Several years ago, I theorized that the too-common eschewal of me and the preference for I was the outgrowth of actor Johnny Weissmuller's immortal line, "Me Tarzan, you Jane," in 1932's "Tarzan the Ape Man." Implicit in that phrase from the film is that me is somehow more primitive and less civilized than I.
I was kidding, of course, but I think the truth of the matter is quite close to the Tarzan explanation. Probably most of us at some point in our childhood said something like, "Me and Susan are building a tree hut," and one of our parents, or a teacher, or some other meddlesome grown-up corrected us with, "Susan and I are building a tree hut."
The grown-up doubtless sensed that we were too young to understand about subjective and objective cases and their whys and wherefores, and so he or she left it at that. The lesson, conscious or not, that we came away with was almost certainly that I was superior to, or at least more correct than, me.
This misuse of I always follows and. There is always a plurality involved. It's hard to imagine anyone saying, "They asked I to come for dinner," but we are, I'm afraid, more apt to hear, "They asked Bert and I" than "They asked Bert and me."
Grammar as an object of study seems to be deader than Latin, and that's a pity. It would be easier to explain to one who has some knowledge of the rules of grammar why it's ungrammatical to say, "what Meese told the President and I" than to explain it to someone who grapples catch-as-catch-can with the language.
It took me some minutes to work out the structure of Regan's sentence. I thought, at first, that me is the object of the verb told. Then I realized that me is the indirect object, while what is the direct object.
I also realized that the sentence is exquisitely complex, and, beyond that, I think I realized why a lot of teachers decided that teaching grammar is a waste of time. I don't agree, but I can't entirely blame them.
Analysis of Regan's seemingly simple statement can make you a bit queasy. The subject of the sentence is I ; the rest of the sentence is the complete predicate. The first told is the kernel verb of the predicate. The direct object of told is what Meese had told the President and me, and the indirect object is him.

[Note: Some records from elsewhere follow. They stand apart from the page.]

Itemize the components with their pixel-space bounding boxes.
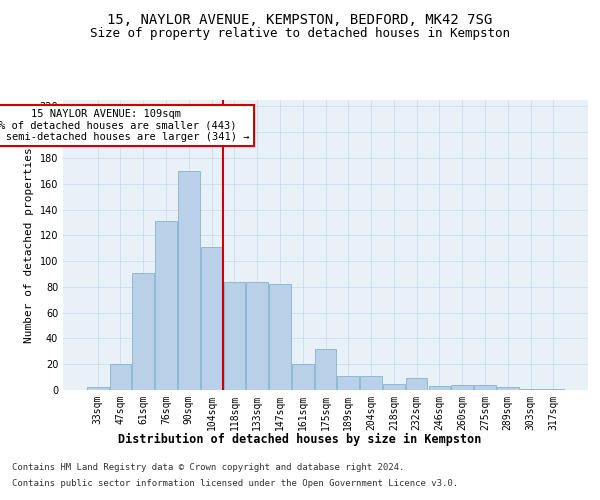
Bar	[497, 388, 518, 390]
Bar	[542, 388, 564, 390]
Text: Distribution of detached houses by size in Kempston: Distribution of detached houses by size …	[118, 432, 482, 446]
Bar	[451, 385, 473, 390]
Text: Contains HM Land Registry data © Crown copyright and database right 2024.: Contains HM Land Registry data © Crown c…	[12, 462, 404, 471]
Bar	[155, 221, 177, 390]
Bar	[178, 171, 200, 390]
Bar	[87, 388, 109, 390]
Bar	[110, 364, 131, 390]
Bar	[337, 376, 359, 390]
Bar	[360, 376, 382, 390]
Bar	[428, 386, 450, 390]
Bar	[269, 284, 291, 390]
Bar	[133, 272, 154, 390]
Text: Contains public sector information licensed under the Open Government Licence v3: Contains public sector information licen…	[12, 479, 458, 488]
Text: Size of property relative to detached houses in Kempston: Size of property relative to detached ho…	[90, 28, 510, 40]
Bar	[224, 282, 245, 390]
Bar	[247, 282, 268, 390]
Bar	[474, 385, 496, 390]
Bar	[383, 384, 404, 390]
Bar	[292, 364, 314, 390]
Bar	[201, 247, 223, 390]
Y-axis label: Number of detached properties: Number of detached properties	[24, 147, 34, 343]
Text: 15, NAYLOR AVENUE, KEMPSTON, BEDFORD, MK42 7SG: 15, NAYLOR AVENUE, KEMPSTON, BEDFORD, MK…	[107, 12, 493, 26]
Bar	[314, 349, 337, 390]
Bar	[520, 388, 541, 390]
Text: 15 NAYLOR AVENUE: 109sqm
← 56% of detached houses are smaller (443)
43% of semi-: 15 NAYLOR AVENUE: 109sqm ← 56% of detach…	[0, 109, 250, 142]
Bar	[406, 378, 427, 390]
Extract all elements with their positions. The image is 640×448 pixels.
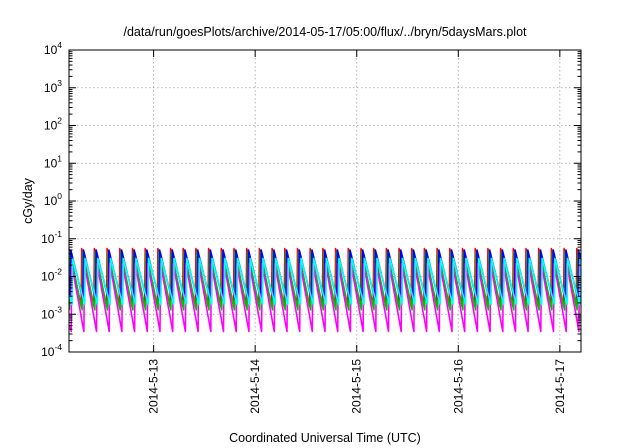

Him is the indirect object because "I told" "what Meese had told" to him. That to is not stated, but is implicit. What Meese had told the President and me that afternoon is a dependent clause. It has a subject and a predicate, but it cannot stand by itself as a sentence, so it is dependent upon the main body of the sentence, which, reduced to its barest bones is I told. Finally, the President and me is the indirect object of "what Meese had told."
To my mind, working out these grammatical structures not only yields an enhanced understanding of the language, it also gives one's reasoning powers a strenuous workout. Dropping this kind of exercise from the curriculum might have made life easier for teachers and students, but the educational system has lost something valuable.